Bradley Buchsbaum, Ph. D., Académie Baycrest
Recherche cofinancée par la Fondation Brain CanadaBradley Buchsbaum Headshot.png

Titre: Donner du sens au dessin : annotation assistée par l’IA et extraction de caractéristiques cognitives à partir du test de l’horloge

Bourse/subvention: Subvention de preuve de concept

Le test de l’horloge, utilisé par les médecins depuis des décennies pour évaluer la mémoire et les capacités cognitives, est simple : on demande aux patient·es de dessiner une horloge.
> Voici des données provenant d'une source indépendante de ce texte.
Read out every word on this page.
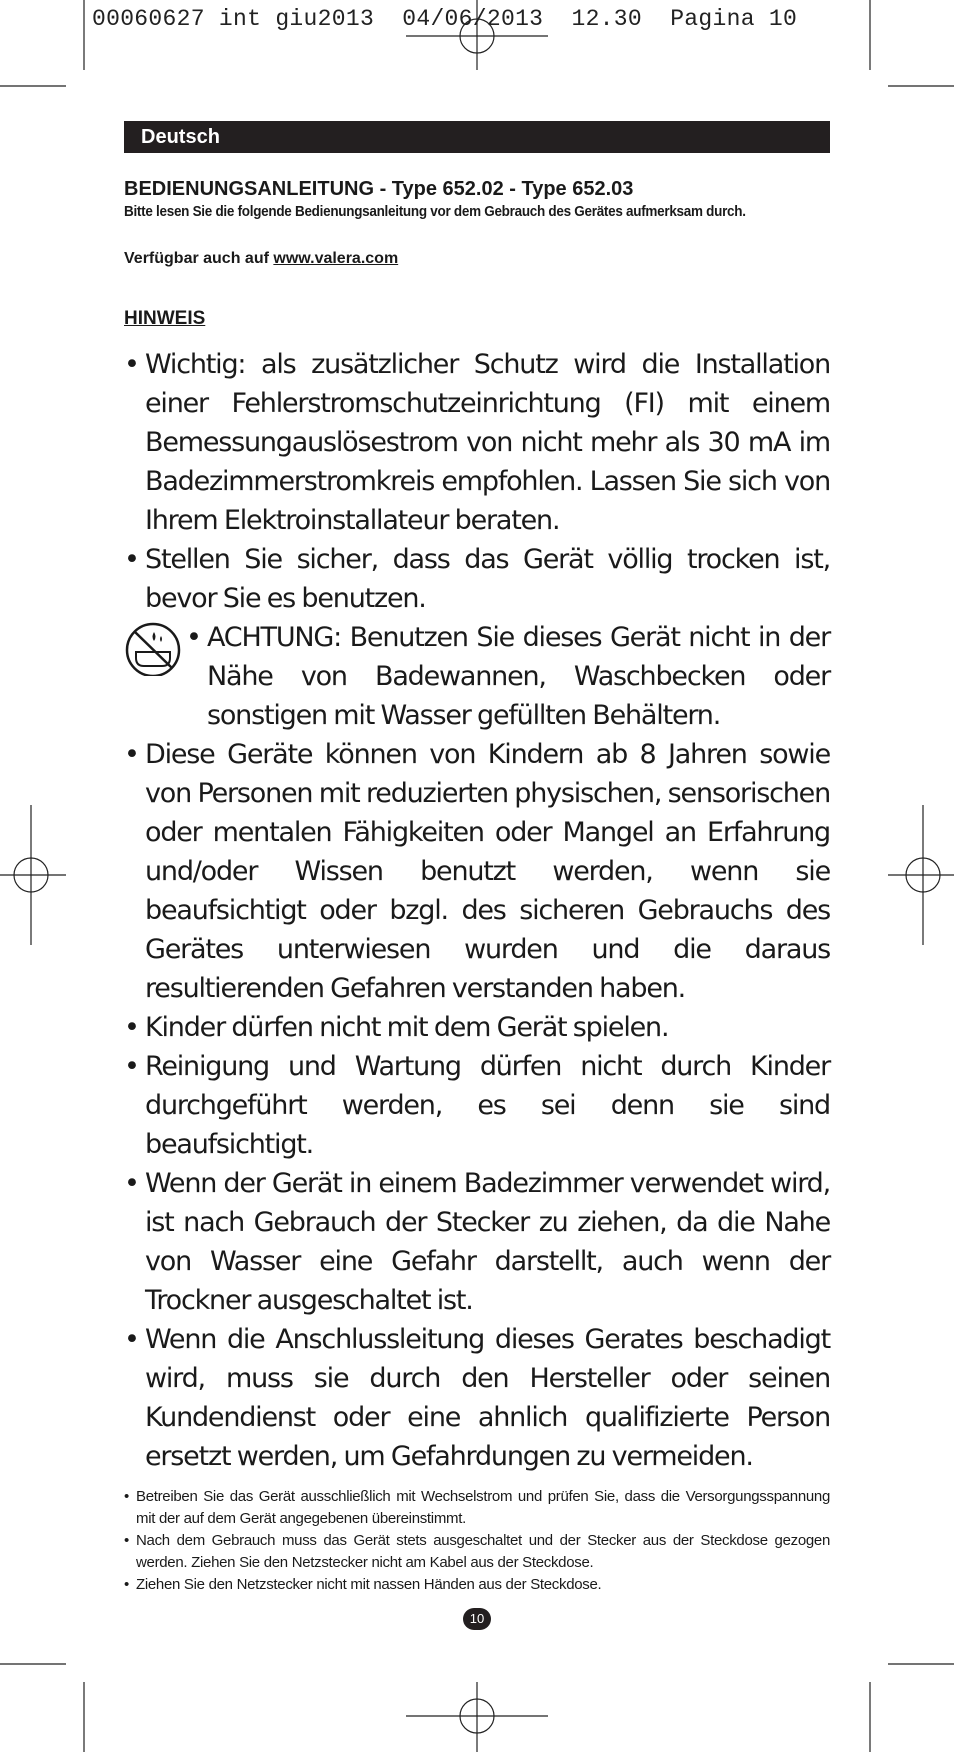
00060627 int giu2013  04/06/2013  12.30  Pagina 10
Deutsch
BEDIENUNGSANLEITUNG - Type 652.02 - Type 652.03
Bitte lesen Sie die folgende Bedienungsanleitung vor dem Gebrauch des Gerätes aufmerksam durch.
Verfügbar auch auf www.valera.com
HINWEIS
• Wichtig: als zusätzlicher Schutz wird die Installation einer Fehlerstromschutzeinrichtung (FI) mit einem Bemessungauslösestrom von nicht mehr als 30 mA im Badezimmerstromkreis empfohlen. Lassen Sie sich von Ihrem Elektroinstallateur beraten.
• Stellen Sie sicher, dass das Gerät völlig trocken ist, bevor Sie es benutzen.
• ACHTUNG: Benutzen Sie dieses Gerät nicht in der Nähe von Badewannen, Waschbecken oder sonstigen mit Wasser gefüllten Behältern.
• Diese Geräte können von Kindern ab 8 Jahren sowie von Personen mit reduzierten physischen, sensorischen oder mentalen Fähigkeiten oder Mangel an Erfahrung und/oder Wissen benutzt werden, wenn sie beaufsichtigt oder bzgl. des sicheren Gebrauchs des Gerätes unterwiesen wurden und die daraus resultierenden Gefahren verstanden haben.
• Kinder dürfen nicht mit dem Gerät spielen.
• Reinigung und Wartung dürfen nicht durch Kinder durchgeführt werden, es sei denn sie sind beaufsichtigt.
• Wenn der Gerät in einem Badezimmer verwendet wird, ist nach Gebrauch der Stecker zu ziehen, da die Nahe von Wasser eine Gefahr darstellt, auch wenn der Trockner ausgeschaltet ist.
• Wenn die Anschlussleitung dieses Gerates beschadigt wird, muss sie durch den Hersteller oder seinen Kundendienst oder eine ahnlich qualifizierte Person ersetzt werden, um Gefahrdungen zu vermeiden.
• Betreiben Sie das Gerät ausschließlich mit Wechselstrom und prüfen Sie, dass die Versorgungsspannung mit der auf dem Gerät angegebenen übereinstimmt.
• Nach dem Gebrauch muss das Gerät stets ausgeschaltet und der Stecker aus der Steckdose gezogen werden. Ziehen Sie den Netzstecker nicht am Kabel aus der Steckdose.
• Ziehen Sie den Netzstecker nicht mit nassen Händen aus der Steckdose.
10
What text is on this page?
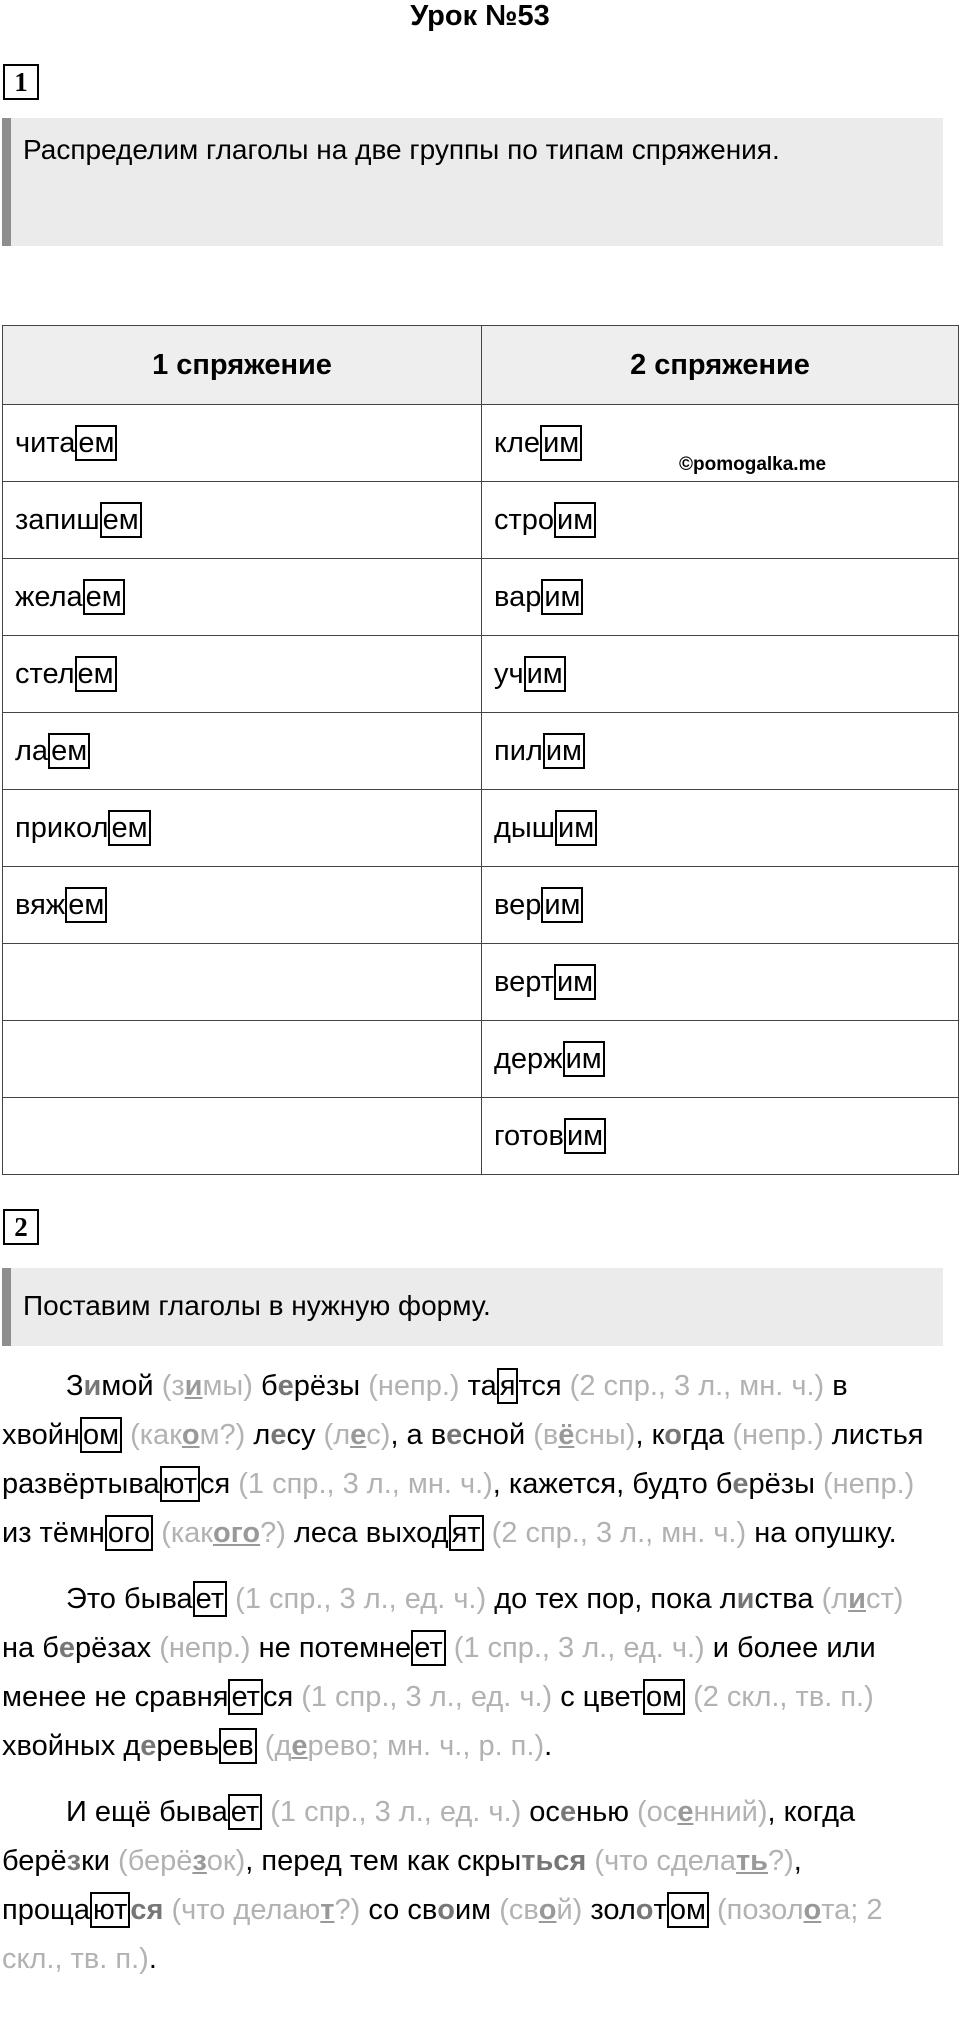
Урок №53
1
Распределим глаголы на две группы по типам спряжения.
1 спряжение	2 спряжение
чита ем	кле им
запиш ем	стро им
жела ем	вар им
стел ем	уч им
ла ем	пил им
прикол ем	дыш им
вяж ем	вер им
	верт им
	держ им
	готов им
©pomogalka.me
2
Поставим глаголы в нужную форму.

Зимой (зимы) берёзы (непр.) та я тся (2 спр., 3 л., мн. ч.) в хвойн ом (каком?) лесу (лес), а весной (вёсны), когда (непр.) листья развёртыва ют ся (1 спр., 3 л., мн. ч.), кажется, будто берёзы (непр.) из тёмн ого (какого?) леса выход ят (2 спр., 3 л., мн. ч.) на опушку.

Это быва ет (1 спр., 3 л., ед. ч.) до тех пор, пока листва (лист) на берёзах (непр.) не потемне ет (1 спр., 3 л., ед. ч.) и более или менее не сравня ет ся (1 спр., 3 л., ед. ч.) с цвет ом (2 скл., тв. п.) хвойных деревь ев (дерево; мн. ч., р. п.).

И ещё быва ет (1 спр., 3 л., ед. ч.) осенью (осенний), когда берёзки (берёзок), перед тем как скрыться (что сделать?), проща ют ся (что делают?) со своим (свой) золот ом (позолота; 2 скл., тв. п.).
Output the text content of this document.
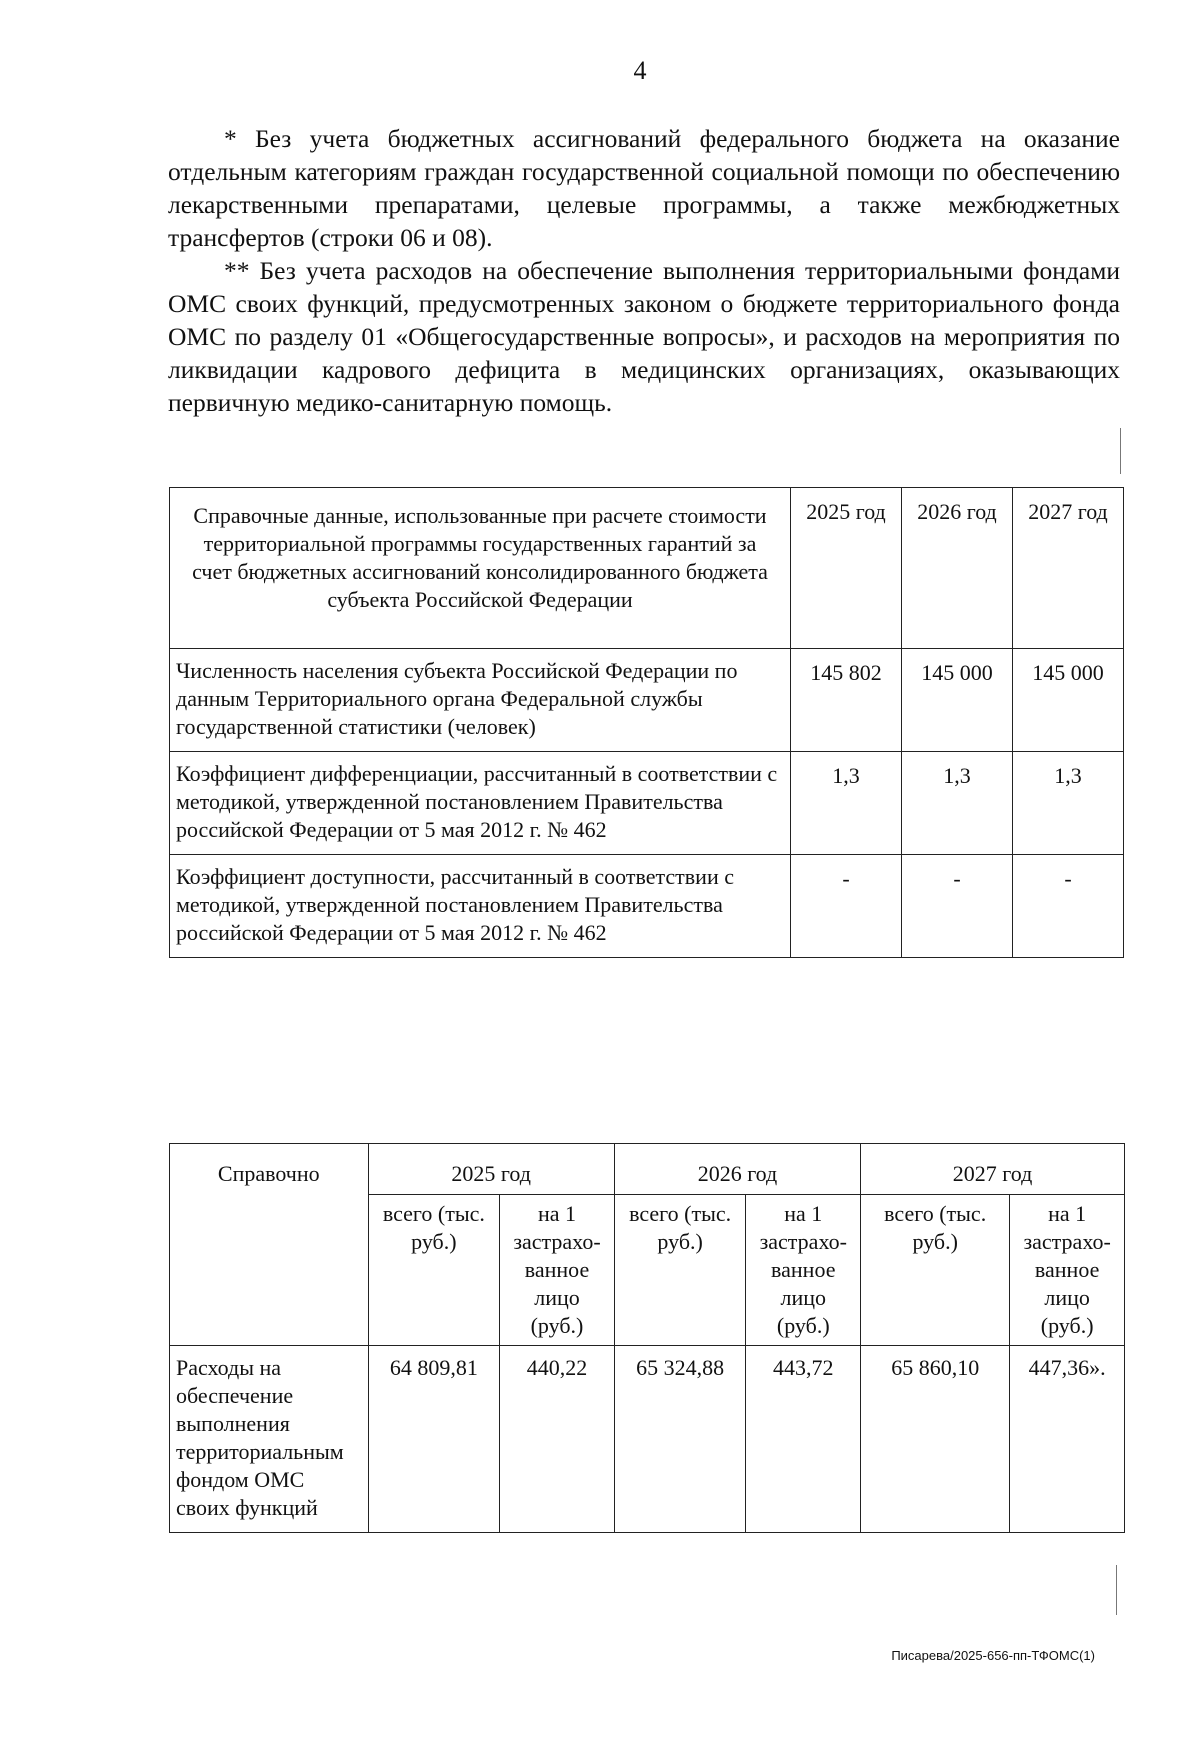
4

* Без учета бюджетных ассигнований федерального бюджета на оказание отдельным категориям граждан государственной социальной помощи по обеспечению лекарственными препаратами, целевые программы, а также межбюджетных трансфертов (строки 06 и 08).

** Без учета расходов на обеспечение выполнения территориальными фондами ОМС своих функций, предусмотренных законом о бюджете территориального фонда ОМС по разделу 01 «Общегосударственные вопросы», и расходов на мероприятия по ликвидации кадрового дефицита в медицинских организациях, оказывающих первичную медико-санитарную помощь.

Справочные данные, использованные при расчете стоимости территориальной программы государственных гарантий за счет бюджетных ассигнований консолидированного бюджета субъекта Российской Федерации	2025 год	2026 год	2027 год
Численность населения субъекта Российской Федерации по данным Территориального органа Федеральной службы государственной статистики (человек)	145 802	145 000	145 000
Коэффициент дифференциации, рассчитанный в соответствии с методикой, утвержденной постановлением Правительства российской Федерации от 5 мая 2012 г. № 462	1,3	1,3	1,3
Коэффициент доступности, рассчитанный в соответствии с методикой, утвержденной постановлением Правительства российской Федерации от 5 мая 2012 г. № 462	-	-	-
Справочно	2025 год		2026 год		2027 год	
	всего (тыс. руб.)	на 1 застрахо-ванное лицо (руб.)	всего (тыс. руб.)	на 1 застрахо-ванное лицо (руб.)	всего (тыс. руб.)	на 1 застрахо-ванное лицо (руб.)
Расходы на обеспечение выполнения территориальным фондом ОМС своих функций	64 809,81	440,22	65 324,88	443,72	65 860,10	447,36».
Писарева/2025-656-пп-ТФОМС(1)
Généralement, on n’évalue ce test que selon deux résultats possibles, soit la réussite ou l’échec. Or, le dessin contient des indices beaucoup plus riches sur les capacités cognitives d’une personne. Notre projet, Clock2Vec, utilise l’intelligence artificielle pour analyser l’image d’une horloge dessinée à la main et repérer des schémas d’erreurs précis. Nous associerons ces schémas à des fonctions cognitives précises – comme la planification, l’attention et les aptitudes spatiales – à partir de milliers de dessins d’horloge associés à des évaluations cognitives détaillées. Nous pourrons alors produire un rapport facile à comprendre qui aidera les clinicien·nes à déterminer les examens complémentaires nécessaires. Nous voulons améliorer la rapidité, l’équité et l’accessibilité du dépistage cognitif, et ce, par la simple utilisation de l’appareil photo d’un téléphone intelligent et d’une feuille de papier.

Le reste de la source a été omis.